High-dimensional Bayesian optimization using low-dimensional feature spaces
R. Moriconi et al.


Deep linear networks

Since a composition of linear functions is still linear, a linear neural network, i.e., a neural network all of whose activation functions are the identity, is equivalent to a 1-layer network – going deeper looks pointless. But that is only in terms of expressivity: from an optimization point of view, a 1-layer linear network and a deep linear network are very different – depth provides some “implicit regularization”.

Implicit regularization in deep matrix factorization
S. Arora et al.

Positional regularization

The activations in a neural network form 4-dimensional tensors, width×height×channel×sample, and normalizing them along some of those dimensions helps training: batch-norm, layer-norm, etc.

Positional normalization
B. Li et al.

Jacobian regularization

The Lipschitz constant of a neural network controls how robust it is: it can be used to regularize the network.

Data-dependent sample complexity of deep neural networks via Lipschitz augmentation
C. Wei et al.

Estimation of the Lipschitz constant of deep neural networks
(M. Fazlyab et al.)

Loss landscape

For nice pictures of the loss landscape of a neural net, and how regularization affects it:

When training a neural network the optimization stops at a local minimum, but there are many of them. Since the loss surface for the training and the test set are slightly different, flat minima generalize better than narrow ones.

Visualizing the loss landscape of neural nets
H. Li et al.

But the loss surface need not be symmetric around those local minima: they can have a steep slope on one side, and a gentle one on another. Those minima do not generalize well, but biasing them towards the gentle slope improves generalization.

Asymmetric valleys: beyond sharp and flat local minima
H. He et al.

Changing the loss landscape

Gradient descent tends to zig-zag towards the optimum when the loss surface is anisotropic. In contrast, Newton's method uses the local geometry of the loss surface (the Hessian, i.e., the second derivative of the loss function) to make it (locally) isotropic.

SGD     x ← x - α ∇f
Newton  x ← x - α H⁻¹ ∇f


The Hessian can be replaced by an approximation, easier to compute and/or invert: Adam is actually a diagonal approximation, but there are finer ones.

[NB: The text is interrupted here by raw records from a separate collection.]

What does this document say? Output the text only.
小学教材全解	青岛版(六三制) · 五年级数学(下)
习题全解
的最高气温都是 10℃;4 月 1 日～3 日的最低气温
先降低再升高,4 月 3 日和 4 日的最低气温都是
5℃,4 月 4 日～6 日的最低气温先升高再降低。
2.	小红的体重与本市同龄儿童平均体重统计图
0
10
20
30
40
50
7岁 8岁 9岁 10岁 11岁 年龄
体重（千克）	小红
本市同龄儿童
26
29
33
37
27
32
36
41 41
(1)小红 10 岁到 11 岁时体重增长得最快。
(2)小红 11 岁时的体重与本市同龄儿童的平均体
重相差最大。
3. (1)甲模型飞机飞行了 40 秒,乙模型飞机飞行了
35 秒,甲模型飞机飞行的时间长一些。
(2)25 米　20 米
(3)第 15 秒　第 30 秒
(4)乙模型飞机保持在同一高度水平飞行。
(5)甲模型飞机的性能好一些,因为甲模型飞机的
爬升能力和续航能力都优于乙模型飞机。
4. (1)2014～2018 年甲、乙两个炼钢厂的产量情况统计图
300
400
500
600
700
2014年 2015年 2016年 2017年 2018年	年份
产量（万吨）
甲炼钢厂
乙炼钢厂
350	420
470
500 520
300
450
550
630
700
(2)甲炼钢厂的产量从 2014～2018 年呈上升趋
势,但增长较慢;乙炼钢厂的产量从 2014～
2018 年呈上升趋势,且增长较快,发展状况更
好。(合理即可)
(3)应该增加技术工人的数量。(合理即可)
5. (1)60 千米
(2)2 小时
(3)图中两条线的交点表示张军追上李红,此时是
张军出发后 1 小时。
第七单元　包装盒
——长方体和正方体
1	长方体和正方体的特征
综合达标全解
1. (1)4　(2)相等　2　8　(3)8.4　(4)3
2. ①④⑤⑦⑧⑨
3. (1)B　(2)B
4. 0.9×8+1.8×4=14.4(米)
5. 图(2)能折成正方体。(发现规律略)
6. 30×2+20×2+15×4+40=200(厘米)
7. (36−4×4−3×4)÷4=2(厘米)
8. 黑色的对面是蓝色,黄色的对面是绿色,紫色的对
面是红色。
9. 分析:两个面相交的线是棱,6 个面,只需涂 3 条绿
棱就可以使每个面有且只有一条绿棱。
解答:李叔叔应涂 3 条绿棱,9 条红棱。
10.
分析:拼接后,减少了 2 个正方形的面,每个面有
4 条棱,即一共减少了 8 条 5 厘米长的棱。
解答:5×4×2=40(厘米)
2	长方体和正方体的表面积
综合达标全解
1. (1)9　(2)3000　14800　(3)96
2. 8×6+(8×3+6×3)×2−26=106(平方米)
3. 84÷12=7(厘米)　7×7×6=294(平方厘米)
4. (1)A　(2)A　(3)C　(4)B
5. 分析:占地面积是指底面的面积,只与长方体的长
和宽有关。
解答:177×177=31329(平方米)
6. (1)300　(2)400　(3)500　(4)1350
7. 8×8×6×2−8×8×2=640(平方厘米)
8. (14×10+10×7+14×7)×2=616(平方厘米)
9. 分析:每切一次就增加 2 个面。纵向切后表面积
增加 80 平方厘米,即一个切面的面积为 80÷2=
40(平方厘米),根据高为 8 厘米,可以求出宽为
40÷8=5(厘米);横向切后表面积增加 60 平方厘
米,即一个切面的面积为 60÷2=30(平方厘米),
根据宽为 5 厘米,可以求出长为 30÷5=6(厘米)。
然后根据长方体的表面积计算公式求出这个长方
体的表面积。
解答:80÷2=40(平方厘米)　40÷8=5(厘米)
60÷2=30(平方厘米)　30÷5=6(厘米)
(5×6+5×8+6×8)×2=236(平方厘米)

K-FAC: extensions, improvements and applications
J. Martens

Warped gradient descent

Instead of computing the Hessian, we can train a neural network to approximate it.

Metalearning with warped gradient descent
S. Flennerhag

Scalable metalearning
R. Hadsell


When using second-order methods (i.e., optimization methods requiring the first and second derivatives – gradient and Hessian), it is often recommended to use very large batch sizes for the Hessian.

The eigenvalues of the Hessian measure the step sizes in various directions: if the Hessian is observed with noise, the eigenvalues are not only noisy, but biased – large batch sizes reduce this bias. Random matrix theory (RMT) can help estimate and correct it.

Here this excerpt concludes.